Background: Endogenous estradiol levels fall significantly after menopause, leading estrogen-dependent tissues to gradually atrophy. Vaginal atrophy can cause dryness, soreness, irritation, and dyspareunia, and may contribute to vaginal and bladder infections. Estrogen therapy can reduce these symptoms. Locally administered estrogen is recommended over systemic estrogen therapy for treating vaginal atrophy, and may be continued for as long as symptoms are bothersome. The typical dose is 25 mcg of estradiol (Vagifem, Estrogel), administered via vaginal tablet or vaginal gel, initially daily and then twice weekly for maintenance. Reports from other studies have indicated that lower doses of estrogen may be as effective for treating vaginal atrophy. Simon and associates studied the effectiveness and safety of a 10-mcg vaginal tablet for treating vaginal atrophy.
The Study: Conducted at 49 sites in the United States and Canada, this double-blind, randomized, placebo-controlled trial enrolled postmenopausal women to receive the 10-mcg dose or placebo. Participants were eligible if they were at least 45 years of age, were at least two years from their last menstrual cycle or from bilateral oophorectomy, and reported at least three urogenital symptoms, including vaginal dryness, itching, irritation, or soreness; dysuria; or dyspareunia and vaginal bleeding with sexual activity. Patients were excluded if they had a history of hormone-dependent cancers or thrombophlebitis, vaginal infections requiring treatment, or any chronic or serious disease that could interfere with study compliance. At baseline, participants underwent transvaginal ultrasonography for measurement of endometrial thickness, endometrial biopsy, and vaginal pH and cytology testing. Each patient was instructed to insert the vaginal tablet at the same time each day for 14 days and then twice a week. Symptoms were assessed at two, four, eight, 12, 26, 39, and 52 weeks, with objective measures including vaginal pH and the percentage of premenopausal- to postmenopausal-type vaginal epithelium.
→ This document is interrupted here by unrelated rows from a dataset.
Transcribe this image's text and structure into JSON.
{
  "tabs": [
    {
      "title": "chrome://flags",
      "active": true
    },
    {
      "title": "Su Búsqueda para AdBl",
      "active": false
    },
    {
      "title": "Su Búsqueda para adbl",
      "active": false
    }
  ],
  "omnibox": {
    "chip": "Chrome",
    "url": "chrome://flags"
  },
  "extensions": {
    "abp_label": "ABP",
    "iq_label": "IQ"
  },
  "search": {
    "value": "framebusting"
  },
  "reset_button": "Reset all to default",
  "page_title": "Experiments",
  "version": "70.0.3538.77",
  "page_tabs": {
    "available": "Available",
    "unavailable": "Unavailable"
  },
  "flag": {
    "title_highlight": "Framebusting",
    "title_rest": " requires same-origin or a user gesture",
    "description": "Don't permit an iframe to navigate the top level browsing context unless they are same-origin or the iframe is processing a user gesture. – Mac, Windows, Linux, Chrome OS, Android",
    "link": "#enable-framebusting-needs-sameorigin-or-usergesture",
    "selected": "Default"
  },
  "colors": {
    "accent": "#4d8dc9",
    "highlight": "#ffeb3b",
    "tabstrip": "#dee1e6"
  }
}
Results: Of the 309 women enrolled, 104 were randomized to the placebo group and 205 to the treatment group. The two groups were similar in age, years since menopause, and race. There was a significant dropout rate; 33 percent in the placebo group and 20 percent in the treatment group. Using intention-to-treat analysis, it was determined that, starting at two weeks, vaginal health was statistically improved over placebo, and these improvements continued over the 52-week study. Urogenital complaints also trended toward improvement at two weeks and became statistically significant at 12 weeks. Side effects were mild and occurred at similar rates in both groups. Previously published comparisons report low systemic absorption with all vaginal estrogen preparations and no significant differences among them in the incidence of hyperplasia, endometrial thickness, and adverse events.
Conclusion: The study results indicate that 10-mcg estradiol vaginal tablets appear to be effective for treating postmenopausal vaginal atrophy.
Simon J, et al. Effective treatment of vaginal atrophy with an ultra-low-dose estradiol vaginal tablet. Obstet Gynecol. November 2008;112(5):1053–1060.